C. I. Macaulay1,5, D. Beckett2, K. Braithwaite3, D. Bliefnick3 and B. Philps4

1Isotope Geosciences Unit, Scottish Universities Research and Reactor Centre, East Kilbride G75 0QF.

2BG International, 100 Thames Valley Park Drive, Reading, Berkshire RG6 1PT.

3BG Technology, Gas Research and Technology Centre, Ashby Road, Loughborough, Leicestershire LE11 3GR.

4Royal School of Mines, Imperial College, London SW7 2BP.

5 Corresponding author: email

Present address: Department of Geology and Geophysics, University of Edinburgh, Grant Institute, West Mains Road, Edinburgh EH9 3JW.

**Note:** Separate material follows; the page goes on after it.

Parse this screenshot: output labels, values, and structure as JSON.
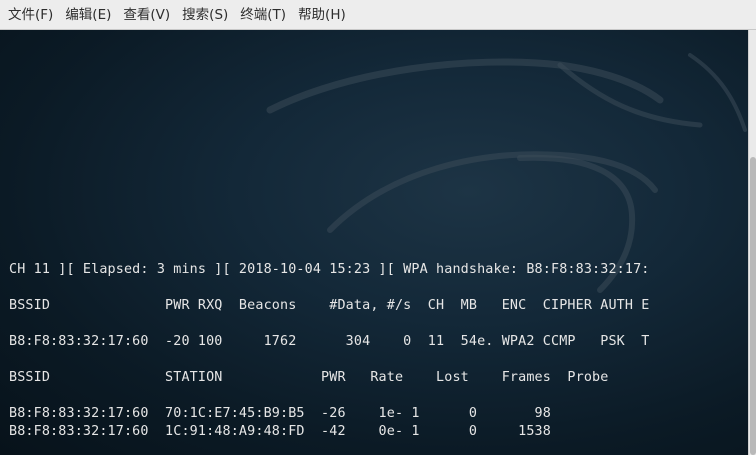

The hydrocarbon reservoir of the Hasdrubal field (offshore Tunisia) lies within the Eocene El Garia Formation. This formation was deposited on a shallow north- to NE-facing ramp in the Early Eocene and is composed of a belt of nummulitic wackestones-grainstones. The nummulitic facies occupies a range of depositional environments from outer to mid ramp. In addition to Hasdrubal, several other producing oil- and gasfields have been discovered in the variably dolomitised El Garia Formation offshore Tunisia.

Cores from three Hasdrubal wells were examined. Reservoir quality shows a limited relationship to primary depositional fabric and has been influenced significantly by compaction and later diagenesis. The highest permeabilities are typically developed within a dolomitised zone which occurs near the middle of the reservoir interval across the entire field, and which may follow a primary wackestone lithofabric (typically 20-30% bulk volume dolomite, with porosities of 15-22% and permeabilities of 1-30mD). Fractures, particularly in zones surrounding faults, have resulted in enhanced permeabilities.

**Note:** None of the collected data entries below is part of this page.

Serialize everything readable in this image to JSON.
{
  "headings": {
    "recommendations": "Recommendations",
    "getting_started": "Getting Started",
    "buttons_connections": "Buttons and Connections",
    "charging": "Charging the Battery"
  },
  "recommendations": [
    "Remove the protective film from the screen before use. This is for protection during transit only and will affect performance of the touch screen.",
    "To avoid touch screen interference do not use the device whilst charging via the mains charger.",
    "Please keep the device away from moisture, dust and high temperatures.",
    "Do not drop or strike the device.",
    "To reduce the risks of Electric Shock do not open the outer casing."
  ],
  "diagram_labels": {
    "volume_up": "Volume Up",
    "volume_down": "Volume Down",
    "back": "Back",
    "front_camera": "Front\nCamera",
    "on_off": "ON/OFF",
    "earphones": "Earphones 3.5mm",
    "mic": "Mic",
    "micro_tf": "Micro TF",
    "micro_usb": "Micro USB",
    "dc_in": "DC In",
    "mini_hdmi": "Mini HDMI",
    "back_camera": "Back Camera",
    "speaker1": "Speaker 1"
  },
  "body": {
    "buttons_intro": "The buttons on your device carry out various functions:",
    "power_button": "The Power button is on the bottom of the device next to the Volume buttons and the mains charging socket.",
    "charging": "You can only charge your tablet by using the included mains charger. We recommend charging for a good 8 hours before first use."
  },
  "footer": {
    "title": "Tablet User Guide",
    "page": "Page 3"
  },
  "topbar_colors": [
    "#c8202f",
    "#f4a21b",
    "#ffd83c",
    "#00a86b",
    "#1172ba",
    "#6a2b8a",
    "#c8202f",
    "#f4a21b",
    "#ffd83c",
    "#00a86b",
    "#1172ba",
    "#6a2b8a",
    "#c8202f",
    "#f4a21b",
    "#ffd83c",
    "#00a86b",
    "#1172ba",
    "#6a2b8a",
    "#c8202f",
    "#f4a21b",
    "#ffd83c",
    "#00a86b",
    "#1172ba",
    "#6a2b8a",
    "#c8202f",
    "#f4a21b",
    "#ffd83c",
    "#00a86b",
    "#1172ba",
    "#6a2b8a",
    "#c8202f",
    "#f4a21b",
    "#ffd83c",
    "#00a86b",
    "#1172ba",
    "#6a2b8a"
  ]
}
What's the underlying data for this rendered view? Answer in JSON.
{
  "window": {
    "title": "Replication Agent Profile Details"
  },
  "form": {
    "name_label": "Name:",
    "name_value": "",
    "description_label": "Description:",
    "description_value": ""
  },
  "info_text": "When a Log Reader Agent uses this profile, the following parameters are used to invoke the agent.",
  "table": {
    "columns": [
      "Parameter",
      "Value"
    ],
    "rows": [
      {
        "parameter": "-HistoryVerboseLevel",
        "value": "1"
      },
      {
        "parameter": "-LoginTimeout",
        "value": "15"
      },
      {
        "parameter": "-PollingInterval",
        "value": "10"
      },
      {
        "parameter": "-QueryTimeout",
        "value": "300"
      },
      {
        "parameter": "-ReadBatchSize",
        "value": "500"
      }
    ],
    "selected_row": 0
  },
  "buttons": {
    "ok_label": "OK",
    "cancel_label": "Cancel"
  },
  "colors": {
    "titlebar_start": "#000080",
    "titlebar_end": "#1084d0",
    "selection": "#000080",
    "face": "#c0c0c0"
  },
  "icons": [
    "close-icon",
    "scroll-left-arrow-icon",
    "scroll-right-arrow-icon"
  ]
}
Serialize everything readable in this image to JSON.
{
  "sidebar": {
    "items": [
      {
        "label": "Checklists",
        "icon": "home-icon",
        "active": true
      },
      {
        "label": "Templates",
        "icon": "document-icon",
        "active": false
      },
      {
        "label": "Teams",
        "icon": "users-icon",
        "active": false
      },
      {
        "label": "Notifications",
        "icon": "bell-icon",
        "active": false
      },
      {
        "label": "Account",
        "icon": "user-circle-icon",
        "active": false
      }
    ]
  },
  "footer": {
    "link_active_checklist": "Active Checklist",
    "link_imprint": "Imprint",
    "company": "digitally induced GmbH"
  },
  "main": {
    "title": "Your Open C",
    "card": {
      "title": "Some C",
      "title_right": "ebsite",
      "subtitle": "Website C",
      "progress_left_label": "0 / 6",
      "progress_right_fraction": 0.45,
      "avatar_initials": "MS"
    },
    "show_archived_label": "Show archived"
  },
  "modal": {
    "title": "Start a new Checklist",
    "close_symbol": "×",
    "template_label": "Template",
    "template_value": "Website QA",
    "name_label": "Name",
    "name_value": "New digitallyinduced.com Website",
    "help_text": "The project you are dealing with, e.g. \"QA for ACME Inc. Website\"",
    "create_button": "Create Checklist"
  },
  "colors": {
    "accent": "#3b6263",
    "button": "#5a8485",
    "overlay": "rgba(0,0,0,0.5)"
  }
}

Combined results of isotope (?18O -5.0 to -7.3‰PDB) and fluid inclusion (Th 80-90C) analyses of dolomites from this dolomitised zone indicate that matrix dolomites are burial diagenesis cements. Dolomitisation of the reservoir was a "closed system" event and was not the result of major fluid flow or mixing. Magnesium ions for dolomitisation were derived from the transformation of high-Mg to low-Mg calcite in nummulite tests within the reservoir facies.

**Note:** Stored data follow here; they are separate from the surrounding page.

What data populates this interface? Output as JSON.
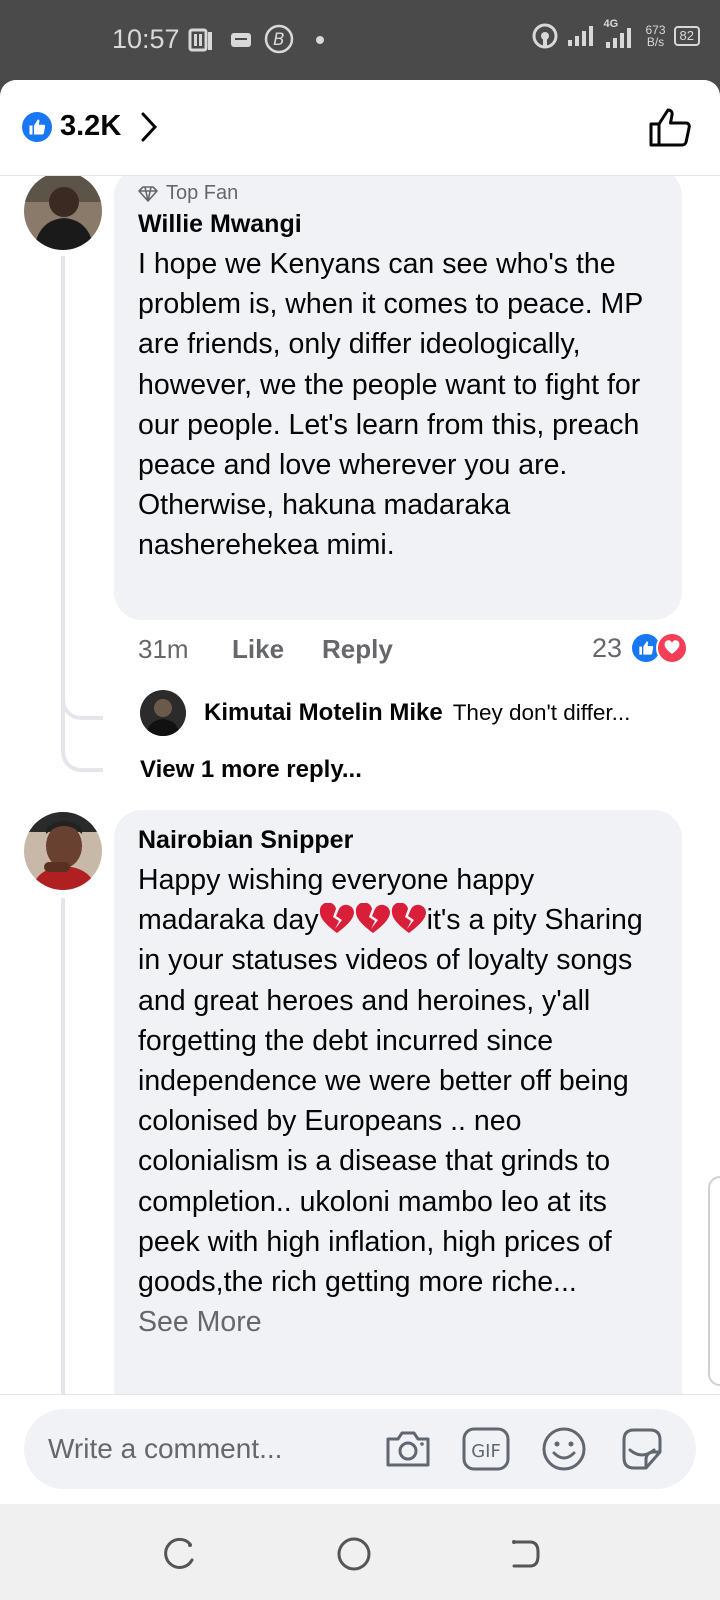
{
  "status_bar": {
    "time": "10:57",
    "network": "4G",
    "speed_value": "673",
    "speed_unit": "B/s",
    "battery": "82"
  },
  "header": {
    "reaction_count": "3.2K"
  },
  "comments": [
    {
      "badge": "Top Fan",
      "author": "Willie Mwangi",
      "text": "I hope we Kenyans can see who's the problem is, when it comes to peace. MP are friends, only differ ideologically, however, we the people want to fight for our people. Let's learn from this, preach peace and love wherever you are. Otherwise, hakuna madaraka nasherehekea mimi.",
      "time": "31m",
      "like_label": "Like",
      "reply_label": "Reply",
      "reaction_count": "23",
      "reply_preview": {
        "author": "Kimutai Motelin Mike",
        "text": "They don't differ..."
      },
      "view_more": "View 1 more reply..."
    },
    {
      "author": "Nairobian Snipper",
      "text_before": "Happy wishing everyone happy madaraka day",
      "text_after": "it's a pity Sharing in your statuses videos of loyalty songs and great heroes and heroines, y'all forgetting the debt incurred since independence we were better off being colonised by Europeans .. neo colonialism is a disease that grinds to completion.. ukoloni mambo leo at its peek with high inflation, high prices of goods,the rich getting more riche...",
      "see_more": "See More"
    }
  ],
  "composer": {
    "placeholder": "Write a comment..."
  },
  "icons": {
    "like": "thumbs-up-icon",
    "camera": "camera-icon",
    "gif": "gif-icon",
    "emoji": "smiley-icon",
    "sticker": "sticker-icon"
  },
  "colors": {
    "facebook_blue": "#1877f2",
    "love_red": "#f33e58",
    "bubble_bg": "#f0f2f5",
    "secondary_text": "#65676b"
  }
}
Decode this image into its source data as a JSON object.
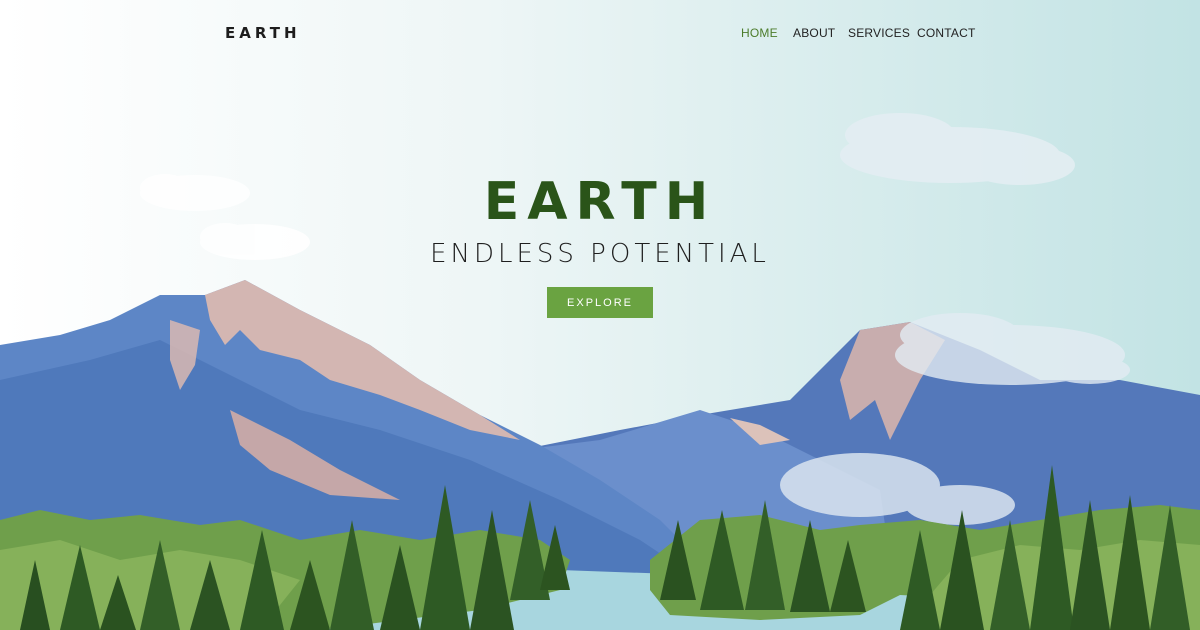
{
  "brand": {
    "logo": "EARTH"
  },
  "nav": {
    "items": [
      {
        "label": "HOME",
        "active": true
      },
      {
        "label": "ABOUT",
        "active": false
      },
      {
        "label": "SERVICES",
        "active": false
      },
      {
        "label": "CONTACT",
        "active": false
      }
    ]
  },
  "hero": {
    "title": "EARTH",
    "subtitle": "ENDLESS POTENTIAL",
    "cta_label": "EXPLORE"
  },
  "colors": {
    "accent_green": "#6aa341",
    "title_green": "#2a5419",
    "active_nav": "#4c7c2b",
    "mountain_blue": "#5a85c4",
    "water": "#a8d6df"
  }
}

Our analyses indicate that calcite cements were precipitated at temperatures of up to almost 150C in primary and secondary pores and in variably-sealed fractures. Fracture lining and filling cements show a range of ?18O values, which suggests that the fractures acted as fluid conduits over a range of temperatures during burial diagenesis. Fracture densities measured in core increase rapidly close to seismically-resolvable faults in the reservoir facies. Fracturing probably resulted in the leakage of hydrocarbons through the Compact Micrite Formation seal which overlies the accumulation, as well as facilitating the ingress of hot fluids from stratigraphically deeper levels in the basin.